Architecture

Victorians call for minimum apartment standards

January 27, 2016

A public engagement survey has found that Victorians strongly support the implementation of a minimum standard for room sizes and daylight access for apartments.

Written by: Sara Kirby. Above image: The Purple Rose of Cairo in Melbourne by Architecture Architecture includes apartments at only 24 square metres. Photo by Tom Ross of Brilliant Creek.

A public engagement survey has found that Victorians strongly support the implementation of a minimum standard for room sizes and daylight access for apartments.

Following the release of the Better Apartments discussion paper last year, Planning Minister Richard Wynne engaged over 2,000 people in a follow-up survey, including community organisations, government and industry members, and individuals.

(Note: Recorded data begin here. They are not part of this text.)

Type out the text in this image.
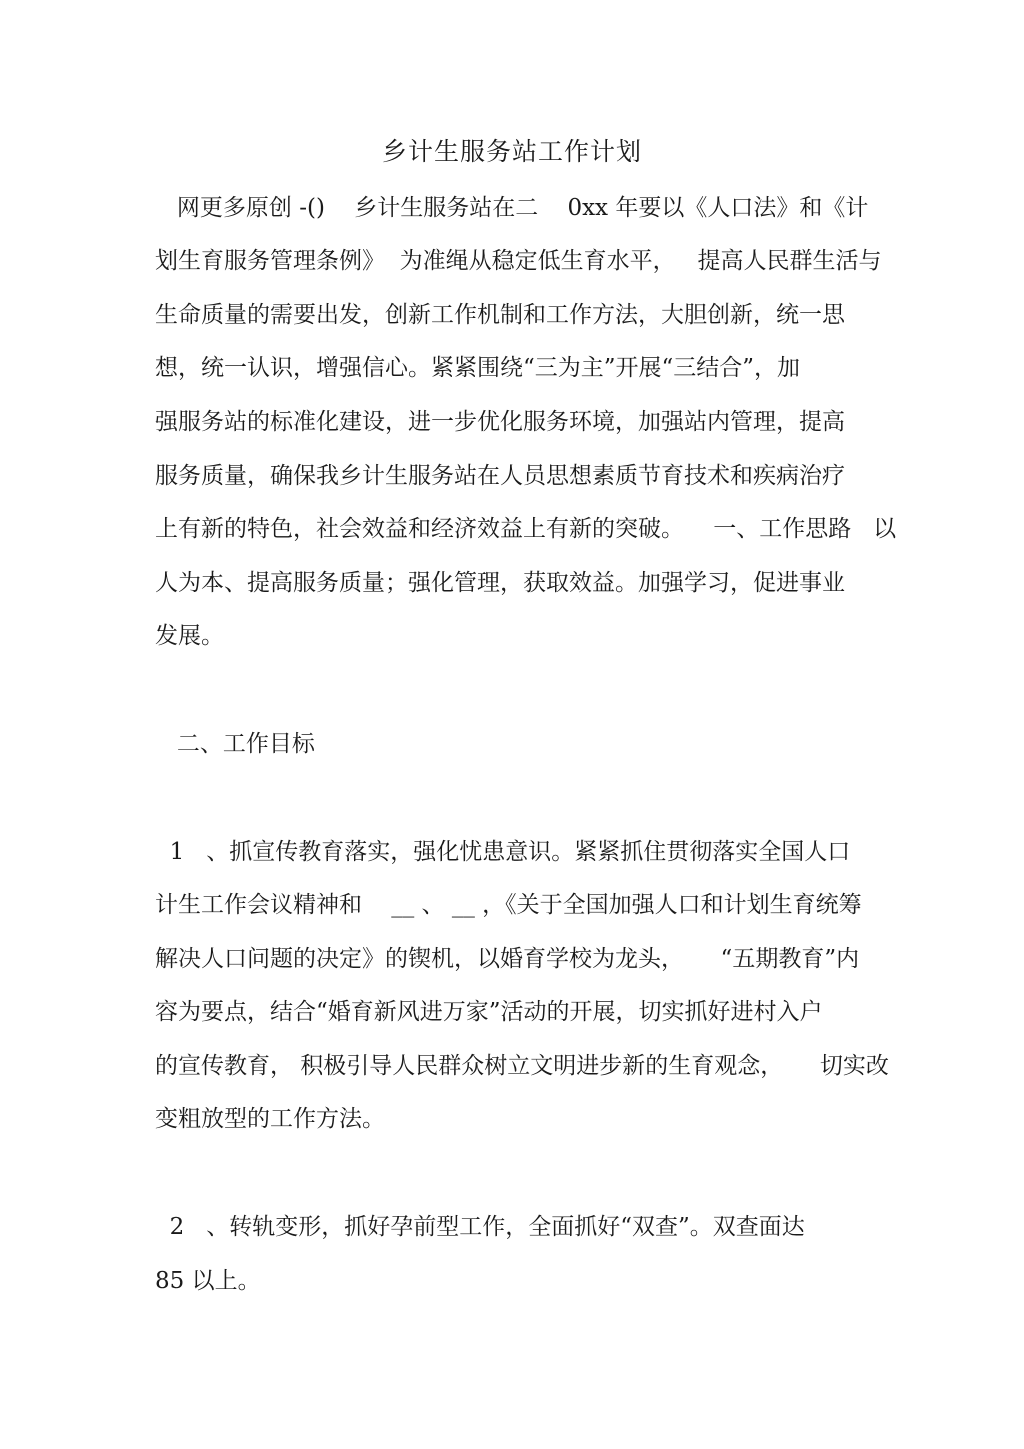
乡计生服务站工作计划
网更多原创 -()    乡计生服务站在二    0xx 年要以《人口法》和《计
划生育服务管理条例》  为准绳从稳定低生育水平，   提高人民群生活与
生命质量的需要出发，创新工作机制和工作方法，大胆创新，统一思
想，统一认识，增强信心。紧紧围绕“三为主”开展“三结合”，加
强服务站的标准化建设，进一步优化服务环境，加强站内管理，提高
服务质量，确保我乡计生服务站在人员思想素质节育技术和疾病治疗
上有新的特色，社会效益和经济效益上有新的突破。    一、工作思路   以
人为本、提高服务质量；强化管理，获取效益。加强学习，促进事业
发展。
二、工作目标
1   、抓宣传教育落实，强化忧患意识。紧紧抓住贯彻落实全国人口
计生工作会议精神和    __ 、 __ ，《关于全国加强人口和计划生育统筹
解决人口问题的决定》的锲机，以婚育学校为龙头，     “五期教育”内
容为要点，结合“婚育新风进万家”活动的开展，切实抓好进村入户
的宣传教育， 积极引导人民群众树立文明进步新的生育观念，     切实改
变粗放型的工作方法。
2   、转轨变形，抓好孕前型工作，全面抓好“双查”。双查面达
85 以上。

The survey focused on what amenities were most important to Victorians when it comes to apartment living, and examines the best way to improve the design of new apartment dwellings.

The most important amenity to respondents was the space within a home, with 76 percent of respondents agreeing that a standard should be set for minimum apartment sizes in Victoria. Specifically, a minimum standard for rooms was seen as highest priority, particularly for living rooms and bedrooms, with functional space available and the ability to fit the required furniture within each room.

With south-facing apartments getting little to no sun in their windows, 60 percent of respondents saw access to daylight as the most important amenity issue – the second most important amenity overall. Majority supported legal minimum standards for apartments’ daylight access. The implementation of this, along with minimum standards for the distance between buildings, window sizes, ceiling heights, and room depths would improve this amenity vastly, suggested the respondents.

An overwhelming 80 percent argued that natural light along with good ventilation is the single most essential amenity. Adequate ventilation combats stuffiness and helps to prevent mould in bathroom and laundry areas. Industry members suggested design approaches such as the utilisation of dual aspect apartment design and façade variations as methods to improve apartment ventilation in future dwellings.

Ease of access from floor to floor, landscaping, and views from the apartment windows/balcony were amenities that were of least concern to respondents.

The results of the Better Apartments discussion paper and survey will provide guidance for the development of guidelines for upcoming new apartments.